I'm trying to prove the following: If $(M, \omega)$ is a symplectic manifold and $[\omega]=0$ then $[\omega^n]=0$, where $[\omega]$ is the De Rham cohomology class of $\omega$. Well what I've done was:
Since $\omega$ is exact $\omega=d\tau$ for some $1$-form. Since $\omega^n=d\tau\wedge \omega^{n-1}$ then $$d(\tau\wedge \omega^{n-1})=d\tau \wedge \omega^{n-1}+(-1)^n \tau \wedge d\omega^{n-1}=\omega^n+(-1)^n \tau \wedge d\omega^{n-1},$$ hence $\omega^n=(-1)^{n+1}\tau\wedge d\omega^{n-1}+d(\tau\wedge \omega^{n-1})$. So, for finishing the proof if suffices showing $(-1)^{n+1}\tau\wedge d\omega^{n-1}=0$ but I can't see how to do it.. Can anyone help me? Thanks..
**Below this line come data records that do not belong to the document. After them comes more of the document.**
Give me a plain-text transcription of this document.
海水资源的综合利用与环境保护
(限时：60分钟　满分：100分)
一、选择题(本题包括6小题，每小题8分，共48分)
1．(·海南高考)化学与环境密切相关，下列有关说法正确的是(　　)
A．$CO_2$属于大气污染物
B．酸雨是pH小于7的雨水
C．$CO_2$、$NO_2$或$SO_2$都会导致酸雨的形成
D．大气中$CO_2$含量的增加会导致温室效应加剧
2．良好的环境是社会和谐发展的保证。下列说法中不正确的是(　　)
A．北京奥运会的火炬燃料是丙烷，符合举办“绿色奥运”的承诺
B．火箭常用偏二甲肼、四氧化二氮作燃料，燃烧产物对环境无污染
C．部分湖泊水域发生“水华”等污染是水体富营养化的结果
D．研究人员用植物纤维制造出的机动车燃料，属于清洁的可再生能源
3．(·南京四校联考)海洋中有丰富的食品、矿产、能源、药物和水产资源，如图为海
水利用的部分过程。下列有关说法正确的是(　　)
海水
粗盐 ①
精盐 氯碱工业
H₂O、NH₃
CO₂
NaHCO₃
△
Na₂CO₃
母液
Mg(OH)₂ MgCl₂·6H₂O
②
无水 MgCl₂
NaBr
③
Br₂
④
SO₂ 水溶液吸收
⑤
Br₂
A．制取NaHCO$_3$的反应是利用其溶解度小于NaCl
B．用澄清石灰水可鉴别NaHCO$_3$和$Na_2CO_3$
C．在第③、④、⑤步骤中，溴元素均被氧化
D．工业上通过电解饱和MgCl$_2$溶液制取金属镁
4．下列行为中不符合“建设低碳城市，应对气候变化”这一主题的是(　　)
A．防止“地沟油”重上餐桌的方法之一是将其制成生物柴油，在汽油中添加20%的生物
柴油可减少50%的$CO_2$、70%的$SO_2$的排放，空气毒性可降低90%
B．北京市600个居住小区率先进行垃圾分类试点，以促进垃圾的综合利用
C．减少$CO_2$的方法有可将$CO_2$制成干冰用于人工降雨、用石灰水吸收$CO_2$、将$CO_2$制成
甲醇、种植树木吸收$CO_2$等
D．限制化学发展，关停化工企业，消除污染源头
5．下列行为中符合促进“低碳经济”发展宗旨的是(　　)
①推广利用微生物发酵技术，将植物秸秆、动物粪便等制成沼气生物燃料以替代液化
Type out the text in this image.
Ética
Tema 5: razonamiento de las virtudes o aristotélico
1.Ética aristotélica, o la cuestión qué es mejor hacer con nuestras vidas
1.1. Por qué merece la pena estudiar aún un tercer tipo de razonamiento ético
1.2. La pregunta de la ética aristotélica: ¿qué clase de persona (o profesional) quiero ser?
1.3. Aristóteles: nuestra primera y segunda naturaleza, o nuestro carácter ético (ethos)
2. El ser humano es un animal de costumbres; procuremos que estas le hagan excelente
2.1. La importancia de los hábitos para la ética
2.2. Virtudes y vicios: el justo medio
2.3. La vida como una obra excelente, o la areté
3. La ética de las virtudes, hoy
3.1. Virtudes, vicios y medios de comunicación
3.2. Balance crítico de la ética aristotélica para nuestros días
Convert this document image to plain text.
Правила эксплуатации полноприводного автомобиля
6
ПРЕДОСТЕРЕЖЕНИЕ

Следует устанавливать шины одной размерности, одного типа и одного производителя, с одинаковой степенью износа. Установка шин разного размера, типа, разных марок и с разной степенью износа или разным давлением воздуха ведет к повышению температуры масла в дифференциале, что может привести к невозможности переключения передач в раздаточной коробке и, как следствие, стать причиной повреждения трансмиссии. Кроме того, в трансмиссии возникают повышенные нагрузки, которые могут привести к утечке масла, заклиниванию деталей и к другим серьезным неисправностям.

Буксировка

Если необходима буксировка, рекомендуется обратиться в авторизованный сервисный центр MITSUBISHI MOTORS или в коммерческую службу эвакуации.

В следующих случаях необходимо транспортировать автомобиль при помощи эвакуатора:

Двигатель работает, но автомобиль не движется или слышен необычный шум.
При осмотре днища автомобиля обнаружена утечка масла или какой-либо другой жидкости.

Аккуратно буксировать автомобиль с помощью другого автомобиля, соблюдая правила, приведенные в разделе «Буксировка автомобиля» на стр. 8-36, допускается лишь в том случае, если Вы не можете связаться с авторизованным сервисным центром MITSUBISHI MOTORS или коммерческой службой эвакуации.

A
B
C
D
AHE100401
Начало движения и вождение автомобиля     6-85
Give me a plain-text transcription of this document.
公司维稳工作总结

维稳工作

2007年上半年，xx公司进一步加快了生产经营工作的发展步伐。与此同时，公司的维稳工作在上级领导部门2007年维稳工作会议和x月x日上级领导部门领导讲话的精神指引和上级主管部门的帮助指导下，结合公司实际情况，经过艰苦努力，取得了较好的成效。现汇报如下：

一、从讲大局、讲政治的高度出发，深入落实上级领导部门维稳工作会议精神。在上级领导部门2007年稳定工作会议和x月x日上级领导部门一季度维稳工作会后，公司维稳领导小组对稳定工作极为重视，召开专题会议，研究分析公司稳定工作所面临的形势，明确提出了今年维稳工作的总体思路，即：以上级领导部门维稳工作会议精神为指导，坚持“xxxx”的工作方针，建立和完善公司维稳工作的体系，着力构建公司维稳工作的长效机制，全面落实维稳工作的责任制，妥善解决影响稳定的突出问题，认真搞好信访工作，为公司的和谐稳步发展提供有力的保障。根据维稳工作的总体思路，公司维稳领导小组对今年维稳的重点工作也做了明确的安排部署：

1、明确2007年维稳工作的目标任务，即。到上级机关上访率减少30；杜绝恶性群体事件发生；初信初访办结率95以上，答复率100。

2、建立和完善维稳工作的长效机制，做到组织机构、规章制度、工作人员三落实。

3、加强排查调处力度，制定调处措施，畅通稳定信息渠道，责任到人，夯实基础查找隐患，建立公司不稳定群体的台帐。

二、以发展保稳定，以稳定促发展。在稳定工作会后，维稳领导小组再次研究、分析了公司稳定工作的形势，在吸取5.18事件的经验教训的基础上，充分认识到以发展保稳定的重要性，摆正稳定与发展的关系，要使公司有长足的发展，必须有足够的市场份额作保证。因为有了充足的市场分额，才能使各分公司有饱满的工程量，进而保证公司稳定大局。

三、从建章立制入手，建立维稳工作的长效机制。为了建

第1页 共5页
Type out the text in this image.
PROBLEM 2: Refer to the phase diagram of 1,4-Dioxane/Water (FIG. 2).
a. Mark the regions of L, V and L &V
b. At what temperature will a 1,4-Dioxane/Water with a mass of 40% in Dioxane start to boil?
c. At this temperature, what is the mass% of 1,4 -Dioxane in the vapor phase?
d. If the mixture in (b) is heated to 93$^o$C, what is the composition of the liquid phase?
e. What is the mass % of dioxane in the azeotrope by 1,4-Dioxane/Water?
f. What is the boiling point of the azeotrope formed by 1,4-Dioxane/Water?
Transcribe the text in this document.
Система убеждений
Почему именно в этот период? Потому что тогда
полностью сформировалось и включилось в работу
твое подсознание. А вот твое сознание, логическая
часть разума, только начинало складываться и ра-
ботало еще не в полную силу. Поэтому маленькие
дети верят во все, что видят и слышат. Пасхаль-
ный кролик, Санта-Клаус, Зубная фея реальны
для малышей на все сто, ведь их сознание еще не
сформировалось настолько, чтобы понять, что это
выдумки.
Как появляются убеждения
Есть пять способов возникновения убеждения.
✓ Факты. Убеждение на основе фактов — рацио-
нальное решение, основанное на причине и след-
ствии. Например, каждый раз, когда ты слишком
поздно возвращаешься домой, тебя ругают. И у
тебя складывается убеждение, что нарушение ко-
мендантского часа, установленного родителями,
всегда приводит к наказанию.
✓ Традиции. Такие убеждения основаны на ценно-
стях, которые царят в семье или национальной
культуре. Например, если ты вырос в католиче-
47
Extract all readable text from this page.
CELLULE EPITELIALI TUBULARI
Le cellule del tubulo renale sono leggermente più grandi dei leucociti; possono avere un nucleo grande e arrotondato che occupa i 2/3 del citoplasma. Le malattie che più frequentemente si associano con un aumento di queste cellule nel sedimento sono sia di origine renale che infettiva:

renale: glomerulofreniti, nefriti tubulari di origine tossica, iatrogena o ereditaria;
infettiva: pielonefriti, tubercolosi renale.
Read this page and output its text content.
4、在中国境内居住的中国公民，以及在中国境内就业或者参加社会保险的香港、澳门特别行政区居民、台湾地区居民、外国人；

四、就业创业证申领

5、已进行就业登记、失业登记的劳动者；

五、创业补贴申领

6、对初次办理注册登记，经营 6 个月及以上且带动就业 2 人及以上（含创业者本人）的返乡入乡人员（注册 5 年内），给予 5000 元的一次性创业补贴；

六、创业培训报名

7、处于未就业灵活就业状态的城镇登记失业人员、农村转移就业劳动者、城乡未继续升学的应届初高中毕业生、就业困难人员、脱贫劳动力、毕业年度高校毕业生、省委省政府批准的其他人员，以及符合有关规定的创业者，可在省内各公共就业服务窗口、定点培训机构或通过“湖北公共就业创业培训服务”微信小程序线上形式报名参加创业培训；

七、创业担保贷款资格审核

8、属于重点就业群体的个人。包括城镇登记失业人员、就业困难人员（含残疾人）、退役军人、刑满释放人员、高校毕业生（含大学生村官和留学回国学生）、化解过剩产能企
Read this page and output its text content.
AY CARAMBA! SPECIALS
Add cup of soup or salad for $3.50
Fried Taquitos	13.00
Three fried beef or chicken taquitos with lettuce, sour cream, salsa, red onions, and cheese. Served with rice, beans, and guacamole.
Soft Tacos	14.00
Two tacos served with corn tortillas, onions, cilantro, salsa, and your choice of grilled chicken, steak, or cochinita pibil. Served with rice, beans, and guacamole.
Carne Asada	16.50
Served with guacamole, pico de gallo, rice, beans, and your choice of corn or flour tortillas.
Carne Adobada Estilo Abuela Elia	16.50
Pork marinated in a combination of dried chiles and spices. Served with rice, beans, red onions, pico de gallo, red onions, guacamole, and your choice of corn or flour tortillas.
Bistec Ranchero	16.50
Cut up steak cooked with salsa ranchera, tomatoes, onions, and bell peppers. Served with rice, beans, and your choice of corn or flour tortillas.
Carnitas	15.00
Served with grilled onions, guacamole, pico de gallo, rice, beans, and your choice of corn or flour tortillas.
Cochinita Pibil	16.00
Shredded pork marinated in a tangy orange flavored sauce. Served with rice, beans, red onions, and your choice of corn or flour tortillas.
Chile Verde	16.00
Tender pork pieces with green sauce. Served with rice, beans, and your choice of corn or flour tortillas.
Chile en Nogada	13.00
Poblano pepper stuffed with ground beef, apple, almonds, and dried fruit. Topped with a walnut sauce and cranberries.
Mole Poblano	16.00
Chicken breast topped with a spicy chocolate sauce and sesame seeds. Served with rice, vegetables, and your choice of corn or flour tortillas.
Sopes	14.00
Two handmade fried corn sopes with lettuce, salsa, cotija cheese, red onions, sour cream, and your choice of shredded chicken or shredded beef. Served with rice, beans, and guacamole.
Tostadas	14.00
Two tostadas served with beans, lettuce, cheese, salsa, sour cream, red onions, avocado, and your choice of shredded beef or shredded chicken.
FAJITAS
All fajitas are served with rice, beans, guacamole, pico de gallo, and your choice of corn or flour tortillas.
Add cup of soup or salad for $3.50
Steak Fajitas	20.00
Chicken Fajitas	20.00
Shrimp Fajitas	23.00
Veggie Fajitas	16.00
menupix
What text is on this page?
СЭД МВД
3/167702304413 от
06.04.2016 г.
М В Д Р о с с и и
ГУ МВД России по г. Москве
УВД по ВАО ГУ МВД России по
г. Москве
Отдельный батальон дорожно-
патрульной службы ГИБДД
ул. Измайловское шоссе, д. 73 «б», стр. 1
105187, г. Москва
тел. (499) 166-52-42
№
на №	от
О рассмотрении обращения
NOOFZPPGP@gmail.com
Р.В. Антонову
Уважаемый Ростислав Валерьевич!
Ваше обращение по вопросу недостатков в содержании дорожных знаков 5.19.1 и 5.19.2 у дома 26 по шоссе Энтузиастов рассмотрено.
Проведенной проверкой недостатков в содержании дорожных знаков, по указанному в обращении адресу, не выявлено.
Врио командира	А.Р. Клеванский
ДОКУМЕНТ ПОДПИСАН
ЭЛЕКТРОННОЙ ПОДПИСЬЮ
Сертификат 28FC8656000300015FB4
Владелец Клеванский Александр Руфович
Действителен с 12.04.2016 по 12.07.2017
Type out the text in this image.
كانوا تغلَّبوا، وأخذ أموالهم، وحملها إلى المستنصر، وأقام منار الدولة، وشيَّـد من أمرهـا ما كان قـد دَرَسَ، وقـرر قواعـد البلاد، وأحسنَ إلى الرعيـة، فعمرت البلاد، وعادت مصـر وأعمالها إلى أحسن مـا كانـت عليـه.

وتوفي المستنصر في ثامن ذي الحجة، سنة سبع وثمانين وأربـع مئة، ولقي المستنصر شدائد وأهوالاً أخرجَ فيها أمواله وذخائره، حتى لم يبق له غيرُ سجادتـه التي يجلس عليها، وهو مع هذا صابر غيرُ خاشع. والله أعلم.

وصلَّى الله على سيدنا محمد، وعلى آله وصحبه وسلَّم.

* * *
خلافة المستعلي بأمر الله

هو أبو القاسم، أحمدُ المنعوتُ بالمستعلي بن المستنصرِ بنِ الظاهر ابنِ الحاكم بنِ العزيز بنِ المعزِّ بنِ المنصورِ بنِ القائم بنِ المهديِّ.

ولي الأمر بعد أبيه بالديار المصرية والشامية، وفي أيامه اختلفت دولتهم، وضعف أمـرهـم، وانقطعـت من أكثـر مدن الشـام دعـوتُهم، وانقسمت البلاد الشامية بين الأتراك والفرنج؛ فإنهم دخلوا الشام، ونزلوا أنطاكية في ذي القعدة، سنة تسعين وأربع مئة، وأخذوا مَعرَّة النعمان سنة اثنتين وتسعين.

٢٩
The statement holds for all $n$ and all exact forms $\eta$, so let's use induction.
Since $[\eta] = 0$, we have that $\eta$ is exact and hence $\eta = d\tau$ for some $\tau$.
To see that $[\eta \wedge \eta] = 0$, note that $$\eta \wedge \eta = d\tau \wedge d\tau = d(\tau \wedge d\tau).$$
Now suppose that $[\eta^{n-1}] = 0$. Then $\eta^{n-1} = d\alpha$ for some $\alpha$, and we have that \begin{align*} \eta^n & = \eta \wedge \eta^{n-1} \\ & = \eta \wedge d\alpha \\ & = (-1)^{\deg(\eta)}d(\eta \wedge \alpha), \end{align*} where the last equality is true since $d\eta = 0$ by assumption.
Hence by induction if $[\eta] = 0$ for some differential form $\eta$, $[\eta^n] = 0$ for all $n$.